Intersecting discount curves can represent changing preferences over time
(never mind the unrealistically precise numerical quantification presupposed in
plotting these curves), but it is not clear how this model is supposed to
incorporate not only the play of conflicting interests at each of various times
but the effect, at any given time, of assessments of those interests over time.

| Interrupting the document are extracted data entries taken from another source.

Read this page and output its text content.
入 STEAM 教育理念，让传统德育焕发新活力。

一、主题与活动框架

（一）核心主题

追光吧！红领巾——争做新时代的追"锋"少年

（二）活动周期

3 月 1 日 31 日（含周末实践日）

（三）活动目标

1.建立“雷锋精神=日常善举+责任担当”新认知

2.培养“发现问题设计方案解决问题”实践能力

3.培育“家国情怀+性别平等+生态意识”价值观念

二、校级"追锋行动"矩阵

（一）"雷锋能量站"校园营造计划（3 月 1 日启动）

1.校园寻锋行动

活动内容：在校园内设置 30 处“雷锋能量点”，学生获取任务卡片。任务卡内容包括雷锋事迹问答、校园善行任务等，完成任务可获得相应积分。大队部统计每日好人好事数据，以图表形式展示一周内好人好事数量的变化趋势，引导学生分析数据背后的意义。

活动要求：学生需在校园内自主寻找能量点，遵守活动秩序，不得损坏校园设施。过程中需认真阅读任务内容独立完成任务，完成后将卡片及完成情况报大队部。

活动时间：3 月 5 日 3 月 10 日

In Ainslie’s model, though not always in his discussions, the agent is situated
only at some particular point in time and able then only to weight future
rewards relative to that time. So how can it matter to him now how something
will matter to him later? In other words, how can the model explain why should
strategic considerations ever prevail over tactical ones?
The worry here
is that despite the sophistication of Ainslie’s psychological hedonism, with
its marketplace of motivations, it may not fully succeed in accounting for the
rationality of bargaining with one’s future selves. For example, despite his
emphasis on the strategem of precommitment, as when one adopts a “personal
rule,” for reducing the motivational effect of impulses, he does not make clear
how, on his model, it is rational to obey the rule one adopts for
resisting recurrent temptations. Why not one last fling or one more bite? Even
if the personal rule does have motivational force, why should it? Related to
this is the problem of integrating temporal perspectives and determining to
what extent each is authoritative. There is the prospective outlook (when the
tempting attraction is not yet available), the immediate perspective (when the
reward is imminent), and the retrospective point of view (where some
combination of satisfaction or relief and guilt or regret may be expected). A
related problem is that Ainslie attempts to turn his descriptive model of the
interplay of motivations into a normative model of how to manage that
interplay. He gestures towards a kind of biological account of how hyperbolic
discounting should have been selected for (his arguments seem inspired by
evolutionary game theory), but there is a threat here of recreating the
naturalistic fallacy.
The worries
registered above do not undermine the liberating effect of Ainslie’s
model. His book may be rambling and
sprawling, but it offers a whole new take on a wide variety of psychologically
fascinating and philosophically perplexing phenomena. One hopes that in the
near future the author will heed some of his own strategic guidelines and
produce a clearer and more concise edition of Picoeconomics, preferably
with a more straightforward title, like The Strategy of Inner Conflict.